- Scientific career
- Fields: Sociology, demographics
- Institutions: Federation CJA

= Charles Shahar =

Canadian demographer

Charles Shahar is a Canadian demographer. He is the chief researcher for Federation CJA, a Canadian Jewish organization based in Montreal, Quebec. Shahar has conducted studies on Canadian Jews, as well as the first comprehensive community study of Hasidic Jews in Canada. He has conducted a comprehensive series of analyses of the 2001 Census, and more recently of the 2011 National Household Survey, along various themes.

==Demographic research==
Charles Shahar has conducted a number of studies on the Canadian Jewish Community. The majority were conducted as a secondary analysis of Canadian census data.

===2003 study of Montreal Hasidim===
Shahar conducted the first comprehensive community study of Hasidic Jews in Canada. Shahar's 2003 study was sponsored by the Federation CJA, the Jewish Federation of Greater Montreal. The study is the first to include significant quantitative sample of a Hasidim in North America.

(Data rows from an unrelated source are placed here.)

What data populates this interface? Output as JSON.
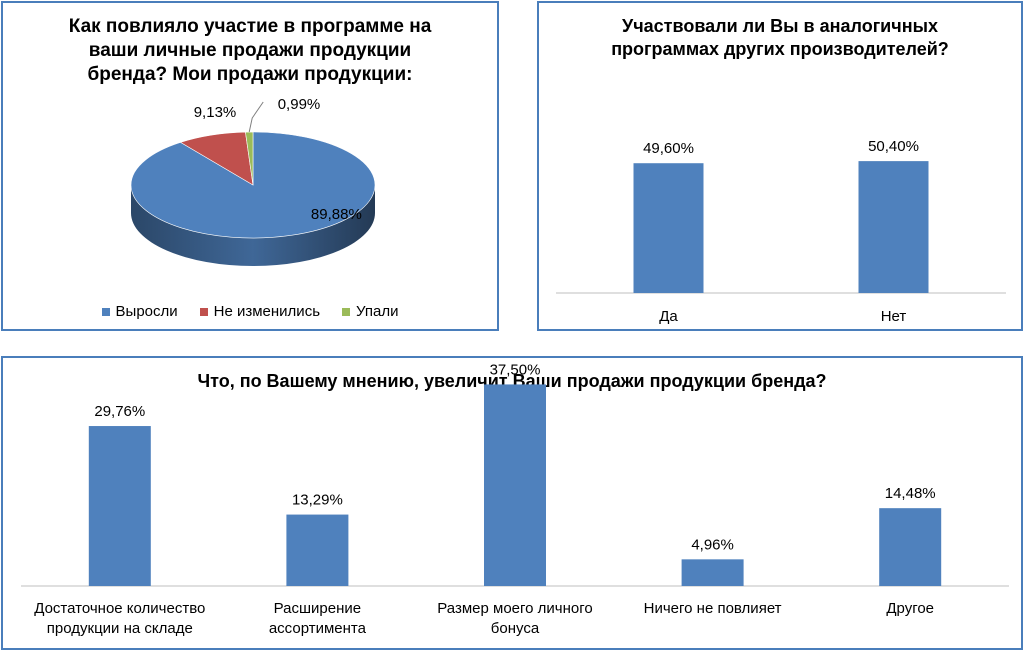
{
  "chart_data": [
    {
      "type": "pie",
      "title": "Как повлияло участие в программе на\nваши личные продажи продукции\nбренда? Мои продажи продукции:",
      "labels": [
        "Выросли",
        "Не изменились",
        "Упали"
      ],
      "values": [
        89.88,
        9.13,
        0.99
      ],
      "data_labels": [
        "89,88%",
        "9,13%",
        "0,99%"
      ],
      "colors": [
        "#4f81bd",
        "#c0504d",
        "#9bbb59"
      ],
      "legend": "bottom"
    },
    {
      "type": "bar",
      "title": "Участвовали ли Вы в аналогичных\nпрограммах других производителей?",
      "categories": [
        "Да",
        "Нет"
      ],
      "values": [
        49.6,
        50.4
      ],
      "data_labels": [
        "49,60%",
        "50,40%"
      ],
      "color": "#4f81bd",
      "ylim": [
        0,
        60
      ]
    },
    {
      "type": "bar",
      "title": "Что, по Вашему мнению, увеличит Ваши продажи продукции бренда?",
      "categories": [
        "Достаточное количество продукции на складе",
        "Расширение ассортимента",
        "Размер моего личного бонуса",
        "Ничего не повлияет",
        "Другое"
      ],
      "values": [
        29.76,
        13.29,
        37.5,
        4.96,
        14.48
      ],
      "data_labels": [
        "29,76%",
        "13,29%",
        "37,50%",
        "4,96%",
        "14,48%"
      ],
      "color": "#4f81bd",
      "ylim": [
        0,
        40
      ]
    }
  ]
}
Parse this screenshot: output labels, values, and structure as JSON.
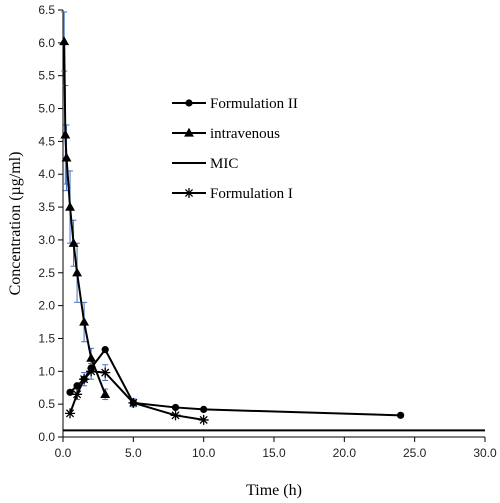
{
  "chart_data": {
    "type": "line",
    "title": "",
    "xlabel": "Time (h)",
    "ylabel": "Concentration (µg/ml)",
    "xlim": [
      0,
      30
    ],
    "ylim": [
      0,
      6.5
    ],
    "x_ticks": [
      "0.0",
      "5.0",
      "10.0",
      "15.0",
      "20.0",
      "25.0",
      "30.0"
    ],
    "y_ticks": [
      "0.0",
      "0.5",
      "1.0",
      "1.5",
      "2.0",
      "2.5",
      "3.0",
      "3.5",
      "4.0",
      "4.5",
      "5.0",
      "5.5",
      "6.0",
      "6.5"
    ],
    "grid": false,
    "legend_position": "center-right",
    "colors": {
      "series": "#000000",
      "error_bar": "#4472c4"
    },
    "series": [
      {
        "name": "Formulation II",
        "marker": "circle",
        "x": [
          0.5,
          1.0,
          1.5,
          2.0,
          3.0,
          5.0,
          8.0,
          10.0,
          24.0
        ],
        "y": [
          0.68,
          0.78,
          0.88,
          1.05,
          1.33,
          0.52,
          0.45,
          0.42,
          0.33
        ],
        "error": [
          0,
          0,
          0,
          0,
          0,
          0,
          0,
          0,
          0
        ]
      },
      {
        "name": "intravenous",
        "marker": "triangle",
        "x": [
          0.083,
          0.167,
          0.25,
          0.5,
          0.75,
          1.0,
          1.5,
          2.0,
          3.0
        ],
        "y": [
          6.02,
          4.6,
          4.25,
          3.5,
          2.95,
          2.5,
          1.75,
          1.2,
          0.65
        ],
        "error": [
          0.45,
          0.75,
          0.5,
          0.55,
          0.35,
          0.45,
          0.3,
          0.15,
          0.08
        ]
      },
      {
        "name": "MIC",
        "marker": "none",
        "x": [
          0,
          30
        ],
        "y": [
          0.1,
          0.1
        ],
        "error": [
          0,
          0
        ]
      },
      {
        "name": "Formulation I",
        "marker": "star",
        "x": [
          0.5,
          1.0,
          1.5,
          2.0,
          3.0,
          5.0,
          8.0,
          10.0
        ],
        "y": [
          0.36,
          0.65,
          0.88,
          1.0,
          0.98,
          0.52,
          0.33,
          0.26
        ],
        "error": [
          0,
          0.08,
          0.1,
          0.12,
          0.12,
          0.06,
          0,
          0
        ]
      }
    ]
  }
}
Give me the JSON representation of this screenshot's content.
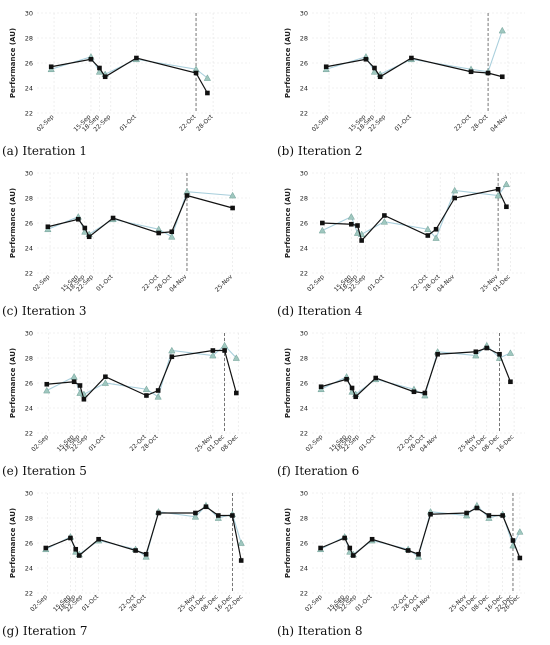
{
  "chart_data": [
    {
      "type": "line",
      "caption": "(a) Iteration 1",
      "ylabel": "Performance (AU)",
      "ylim": [
        22,
        30
      ],
      "yticks": [
        22,
        24,
        26,
        28,
        30
      ],
      "xlim": [
        "2024-08-27",
        "2024-11-10"
      ],
      "xtick_dates": [
        "2024-09-02",
        "2024-09-15",
        "2024-09-18",
        "2024-09-22",
        "2024-10-01",
        "2024-10-22",
        "2024-10-28"
      ],
      "xtick_labels": [
        "02-Sep",
        "15-Sep",
        "18-Sep",
        "22-Sep",
        "01-Oct",
        "22-Oct",
        "28-Oct"
      ],
      "cutoff": "2024-10-22",
      "series": [
        {
          "marker": "square",
          "x": [
            "2024-09-01",
            "2024-09-15",
            "2024-09-18",
            "2024-09-20",
            "2024-10-01",
            "2024-10-22",
            "2024-10-26"
          ],
          "y": [
            25.7,
            26.3,
            25.6,
            24.9,
            26.4,
            25.2,
            23.6
          ]
        },
        {
          "marker": "triangle",
          "x": [
            "2024-09-01",
            "2024-09-15",
            "2024-09-18",
            "2024-09-20",
            "2024-10-01",
            "2024-10-22",
            "2024-10-26"
          ],
          "y": [
            25.5,
            26.5,
            25.3,
            25.1,
            26.3,
            25.5,
            24.8
          ]
        }
      ]
    },
    {
      "type": "line",
      "caption": "(b) Iteration 2",
      "ylabel": "Performance (AU)",
      "ylim": [
        22,
        30
      ],
      "yticks": [
        22,
        24,
        26,
        28,
        30
      ],
      "xlim": [
        "2024-08-27",
        "2024-11-10"
      ],
      "xtick_dates": [
        "2024-09-02",
        "2024-09-15",
        "2024-09-18",
        "2024-09-22",
        "2024-10-01",
        "2024-10-22",
        "2024-10-28",
        "2024-11-04"
      ],
      "xtick_labels": [
        "02-Sep",
        "15-Sep",
        "18-Sep",
        "22-Sep",
        "01-Oct",
        "22-Oct",
        "28-Oct",
        "04-Nov"
      ],
      "cutoff": "2024-10-28",
      "series": [
        {
          "marker": "square",
          "x": [
            "2024-09-01",
            "2024-09-15",
            "2024-09-18",
            "2024-09-20",
            "2024-10-01",
            "2024-10-22",
            "2024-10-28",
            "2024-11-02"
          ],
          "y": [
            25.7,
            26.3,
            25.6,
            24.9,
            26.4,
            25.3,
            25.2,
            24.9
          ]
        },
        {
          "marker": "triangle",
          "x": [
            "2024-09-01",
            "2024-09-15",
            "2024-09-18",
            "2024-09-20",
            "2024-10-01",
            "2024-10-22",
            "2024-10-28",
            "2024-11-02"
          ],
          "y": [
            25.5,
            26.5,
            25.3,
            25.1,
            26.3,
            25.5,
            25.3,
            28.6
          ]
        }
      ]
    },
    {
      "type": "line",
      "caption": "(c) Iteration 3",
      "ylabel": "Performance (AU)",
      "ylim": [
        22,
        30
      ],
      "yticks": [
        22,
        24,
        26,
        28,
        30
      ],
      "xlim": [
        "2024-08-27",
        "2024-12-03"
      ],
      "xtick_dates": [
        "2024-09-02",
        "2024-09-15",
        "2024-09-18",
        "2024-09-22",
        "2024-10-01",
        "2024-10-22",
        "2024-10-28",
        "2024-11-04",
        "2024-11-25"
      ],
      "xtick_labels": [
        "02-Sep",
        "15-Sep",
        "18-Sep",
        "22-Sep",
        "01-Oct",
        "22-Oct",
        "28-Oct",
        "04-Nov",
        "25-Nov"
      ],
      "cutoff": "2024-11-04",
      "series": [
        {
          "marker": "square",
          "x": [
            "2024-09-01",
            "2024-09-15",
            "2024-09-18",
            "2024-09-20",
            "2024-10-01",
            "2024-10-22",
            "2024-10-28",
            "2024-11-04",
            "2024-11-25"
          ],
          "y": [
            25.7,
            26.3,
            25.6,
            24.9,
            26.4,
            25.2,
            25.3,
            28.2,
            27.2
          ]
        },
        {
          "marker": "triangle",
          "x": [
            "2024-09-01",
            "2024-09-15",
            "2024-09-18",
            "2024-09-20",
            "2024-10-01",
            "2024-10-22",
            "2024-10-28",
            "2024-11-04",
            "2024-11-25"
          ],
          "y": [
            25.5,
            26.5,
            25.3,
            25.1,
            26.3,
            25.5,
            24.9,
            28.5,
            28.2
          ]
        }
      ]
    },
    {
      "type": "line",
      "caption": "(d) Iteration 4",
      "ylabel": "Performance (AU)",
      "ylim": [
        22,
        30
      ],
      "yticks": [
        22,
        24,
        26,
        28,
        30
      ],
      "xlim": [
        "2024-08-27",
        "2024-12-08"
      ],
      "xtick_dates": [
        "2024-09-02",
        "2024-09-15",
        "2024-09-18",
        "2024-09-22",
        "2024-10-01",
        "2024-10-22",
        "2024-10-28",
        "2024-11-04",
        "2024-11-25",
        "2024-12-01"
      ],
      "xtick_labels": [
        "02-Sep",
        "15-Sep",
        "18-Sep",
        "22-Sep",
        "01-Oct",
        "22-Oct",
        "28-Oct",
        "04-Nov",
        "25-Nov",
        "01-Dec"
      ],
      "cutoff": "2024-11-25",
      "series": [
        {
          "marker": "square",
          "x": [
            "2024-09-01",
            "2024-09-15",
            "2024-09-18",
            "2024-09-20",
            "2024-10-01",
            "2024-10-22",
            "2024-10-26",
            "2024-11-04",
            "2024-11-25",
            "2024-11-29"
          ],
          "y": [
            26.0,
            25.9,
            25.8,
            24.6,
            26.6,
            25.0,
            25.5,
            28.0,
            28.7,
            27.3
          ]
        },
        {
          "marker": "triangle",
          "x": [
            "2024-09-01",
            "2024-09-15",
            "2024-09-18",
            "2024-09-20",
            "2024-10-01",
            "2024-10-22",
            "2024-10-26",
            "2024-11-04",
            "2024-11-25",
            "2024-11-29"
          ],
          "y": [
            25.4,
            26.5,
            25.2,
            25.1,
            26.1,
            25.5,
            24.8,
            28.6,
            28.2,
            29.1
          ]
        }
      ]
    },
    {
      "type": "line",
      "caption": "(e) Iteration 5",
      "ylabel": "Performance (AU)",
      "ylim": [
        22,
        30
      ],
      "yticks": [
        22,
        24,
        26,
        28,
        30
      ],
      "xlim": [
        "2024-08-27",
        "2024-12-14"
      ],
      "xtick_dates": [
        "2024-09-02",
        "2024-09-15",
        "2024-09-18",
        "2024-09-22",
        "2024-10-01",
        "2024-10-22",
        "2024-10-28",
        "2024-11-25",
        "2024-12-01",
        "2024-12-08"
      ],
      "xtick_labels": [
        "02-Sep",
        "15-Sep",
        "18-Sep",
        "22-Sep",
        "01-Oct",
        "22-Oct",
        "28-Oct",
        "25-Nov",
        "01-Dec",
        "08-Dec"
      ],
      "cutoff": "2024-12-01",
      "series": [
        {
          "marker": "square",
          "x": [
            "2024-09-01",
            "2024-09-15",
            "2024-09-18",
            "2024-09-20",
            "2024-10-01",
            "2024-10-22",
            "2024-10-28",
            "2024-11-04",
            "2024-11-25",
            "2024-12-01",
            "2024-12-07"
          ],
          "y": [
            25.9,
            26.1,
            25.8,
            24.7,
            26.5,
            25.0,
            25.4,
            28.1,
            28.6,
            28.6,
            25.2
          ]
        },
        {
          "marker": "triangle",
          "x": [
            "2024-09-01",
            "2024-09-15",
            "2024-09-18",
            "2024-09-20",
            "2024-10-01",
            "2024-10-22",
            "2024-10-28",
            "2024-11-04",
            "2024-11-25",
            "2024-12-01",
            "2024-12-07"
          ],
          "y": [
            25.4,
            26.5,
            25.2,
            25.1,
            26.0,
            25.5,
            24.9,
            28.6,
            28.2,
            29.0,
            28.0
          ]
        }
      ]
    },
    {
      "type": "line",
      "caption": "(f) Iteration 6",
      "ylabel": "Performance (AU)",
      "ylim": [
        22,
        30
      ],
      "yticks": [
        22,
        24,
        26,
        28,
        30
      ],
      "xlim": [
        "2024-08-27",
        "2024-12-22"
      ],
      "xtick_dates": [
        "2024-09-02",
        "2024-09-15",
        "2024-09-18",
        "2024-09-22",
        "2024-10-01",
        "2024-10-22",
        "2024-10-28",
        "2024-11-04",
        "2024-11-25",
        "2024-12-01",
        "2024-12-08",
        "2024-12-16"
      ],
      "xtick_labels": [
        "02-Sep",
        "15-Sep",
        "18-Sep",
        "22-Sep",
        "01-Oct",
        "22-Oct",
        "28-Oct",
        "04-Nov",
        "25-Nov",
        "01-Dec",
        "08-Dec",
        "16-Dec"
      ],
      "cutoff": "2024-12-08",
      "series": [
        {
          "marker": "square",
          "x": [
            "2024-09-01",
            "2024-09-15",
            "2024-09-18",
            "2024-09-20",
            "2024-10-01",
            "2024-10-22",
            "2024-10-28",
            "2024-11-04",
            "2024-11-25",
            "2024-12-01",
            "2024-12-08",
            "2024-12-14"
          ],
          "y": [
            25.7,
            26.3,
            25.6,
            24.9,
            26.4,
            25.3,
            25.2,
            28.3,
            28.5,
            28.8,
            28.3,
            26.1
          ]
        },
        {
          "marker": "triangle",
          "x": [
            "2024-09-01",
            "2024-09-15",
            "2024-09-18",
            "2024-09-20",
            "2024-10-01",
            "2024-10-22",
            "2024-10-28",
            "2024-11-04",
            "2024-11-25",
            "2024-12-01",
            "2024-12-08",
            "2024-12-14"
          ],
          "y": [
            25.5,
            26.5,
            25.3,
            25.1,
            26.3,
            25.5,
            25.0,
            28.5,
            28.2,
            29.0,
            28.0,
            28.4
          ]
        }
      ]
    },
    {
      "type": "line",
      "caption": "(g) Iteration 7",
      "ylabel": "Performance (AU)",
      "ylim": [
        22,
        30
      ],
      "yticks": [
        22,
        24,
        26,
        28,
        30
      ],
      "xlim": [
        "2024-08-27",
        "2024-12-26"
      ],
      "xtick_dates": [
        "2024-09-02",
        "2024-09-15",
        "2024-09-18",
        "2024-09-22",
        "2024-10-01",
        "2024-10-22",
        "2024-10-28",
        "2024-11-25",
        "2024-12-01",
        "2024-12-08",
        "2024-12-16",
        "2024-12-22"
      ],
      "xtick_labels": [
        "02-Sep",
        "15-Sep",
        "18-Sep",
        "22-Sep",
        "01-Oct",
        "22-Oct",
        "28-Oct",
        "25-Nov",
        "01-Dec",
        "08-Dec",
        "16-Dec",
        "22-Dec"
      ],
      "cutoff": "2024-12-16",
      "series": [
        {
          "marker": "square",
          "x": [
            "2024-09-01",
            "2024-09-15",
            "2024-09-18",
            "2024-09-20",
            "2024-10-01",
            "2024-10-22",
            "2024-10-28",
            "2024-11-04",
            "2024-11-25",
            "2024-12-01",
            "2024-12-08",
            "2024-12-16",
            "2024-12-21"
          ],
          "y": [
            25.6,
            26.4,
            25.5,
            25.0,
            26.3,
            25.4,
            25.1,
            28.4,
            28.4,
            28.9,
            28.2,
            28.2,
            24.6
          ]
        },
        {
          "marker": "triangle",
          "x": [
            "2024-09-01",
            "2024-09-15",
            "2024-09-18",
            "2024-09-20",
            "2024-10-01",
            "2024-10-22",
            "2024-10-28",
            "2024-11-04",
            "2024-11-25",
            "2024-12-01",
            "2024-12-08",
            "2024-12-16",
            "2024-12-21"
          ],
          "y": [
            25.5,
            26.5,
            25.3,
            25.1,
            26.2,
            25.5,
            24.9,
            28.5,
            28.1,
            29.0,
            28.0,
            28.3,
            26.0
          ]
        }
      ]
    },
    {
      "type": "line",
      "caption": "(h) Iteration 8",
      "ylabel": "Performance (AU)",
      "ylim": [
        22,
        30
      ],
      "yticks": [
        22,
        24,
        26,
        28,
        30
      ],
      "xlim": [
        "2024-08-27",
        "2024-12-29"
      ],
      "xtick_dates": [
        "2024-09-02",
        "2024-09-15",
        "2024-09-18",
        "2024-09-22",
        "2024-10-01",
        "2024-10-22",
        "2024-10-28",
        "2024-11-04",
        "2024-11-25",
        "2024-12-01",
        "2024-12-08",
        "2024-12-16",
        "2024-12-22",
        "2024-12-26"
      ],
      "xtick_labels": [
        "02-Sep",
        "15-Sep",
        "18-Sep",
        "22-Sep",
        "01-Oct",
        "22-Oct",
        "28-Oct",
        "04-Nov",
        "25-Nov",
        "01-Dec",
        "08-Dec",
        "16-Dec",
        "22-Dec",
        "26-Dec"
      ],
      "cutoff": "2024-12-22",
      "series": [
        {
          "marker": "square",
          "x": [
            "2024-09-01",
            "2024-09-15",
            "2024-09-18",
            "2024-09-20",
            "2024-10-01",
            "2024-10-22",
            "2024-10-28",
            "2024-11-04",
            "2024-11-25",
            "2024-12-01",
            "2024-12-08",
            "2024-12-16",
            "2024-12-22",
            "2024-12-26"
          ],
          "y": [
            25.6,
            26.4,
            25.6,
            25.0,
            26.3,
            25.4,
            25.1,
            28.3,
            28.4,
            28.8,
            28.2,
            28.2,
            26.2,
            24.8
          ]
        },
        {
          "marker": "triangle",
          "x": [
            "2024-09-01",
            "2024-09-15",
            "2024-09-18",
            "2024-09-20",
            "2024-10-01",
            "2024-10-22",
            "2024-10-28",
            "2024-11-04",
            "2024-11-25",
            "2024-12-01",
            "2024-12-08",
            "2024-12-16",
            "2024-12-22",
            "2024-12-26"
          ],
          "y": [
            25.5,
            26.5,
            25.3,
            25.1,
            26.2,
            25.5,
            24.9,
            28.5,
            28.2,
            29.0,
            28.0,
            28.3,
            25.8,
            26.9
          ]
        }
      ]
    }
  ],
  "colors": {
    "actual_line": "#111111",
    "predicted_line": "#a9cfdc",
    "predicted_marker_fill": "#9fc7bf",
    "predicted_marker_stroke": "#6f9f96",
    "cutoff_line": "#555555",
    "grid": "#e4e4e4"
  }
}
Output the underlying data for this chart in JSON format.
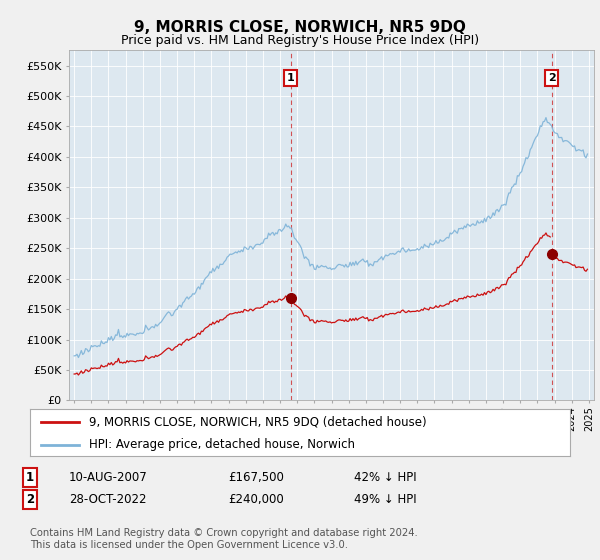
{
  "title": "9, MORRIS CLOSE, NORWICH, NR5 9DQ",
  "subtitle": "Price paid vs. HM Land Registry's House Price Index (HPI)",
  "hpi_color": "#7eb3d8",
  "price_color": "#cc1111",
  "dot_color": "#8b0000",
  "bg_color": "#dde8f0",
  "fig_bg": "#f0f0f0",
  "ylim": [
    0,
    575000
  ],
  "yticks": [
    0,
    50000,
    100000,
    150000,
    200000,
    250000,
    300000,
    350000,
    400000,
    450000,
    500000,
    550000
  ],
  "ytick_labels": [
    "£0",
    "£50K",
    "£100K",
    "£150K",
    "£200K",
    "£250K",
    "£300K",
    "£350K",
    "£400K",
    "£450K",
    "£500K",
    "£550K"
  ],
  "t1": 2007.62,
  "t2": 2022.83,
  "p1": 167500,
  "p2": 240000,
  "annotation1": {
    "date": "10-AUG-2007",
    "price": "£167,500",
    "pct": "42% ↓ HPI"
  },
  "annotation2": {
    "date": "28-OCT-2022",
    "price": "£240,000",
    "pct": "49% ↓ HPI"
  },
  "legend_line1": "9, MORRIS CLOSE, NORWICH, NR5 9DQ (detached house)",
  "legend_line2": "HPI: Average price, detached house, Norwich",
  "footer": "Contains HM Land Registry data © Crown copyright and database right 2024.\nThis data is licensed under the Open Government Licence v3.0."
}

The study focused on the Orthodox community in Outremont, Montreal. A large portion of which identify as Hasidim. The study was also the first to include a significant sample of Chabad Hasidim.

To ensure greater response rate, Shahar procured letters from local community rabbis, requesting the community to answer the survey questionnaire. The survey had an 83% response rate, high by methodological standards.

====Findings====
Among Shahar's findings are an estimate for the number of Orthodox in Montreal, the average household size and fertility rates of specific Orthodox and Hasidic groups.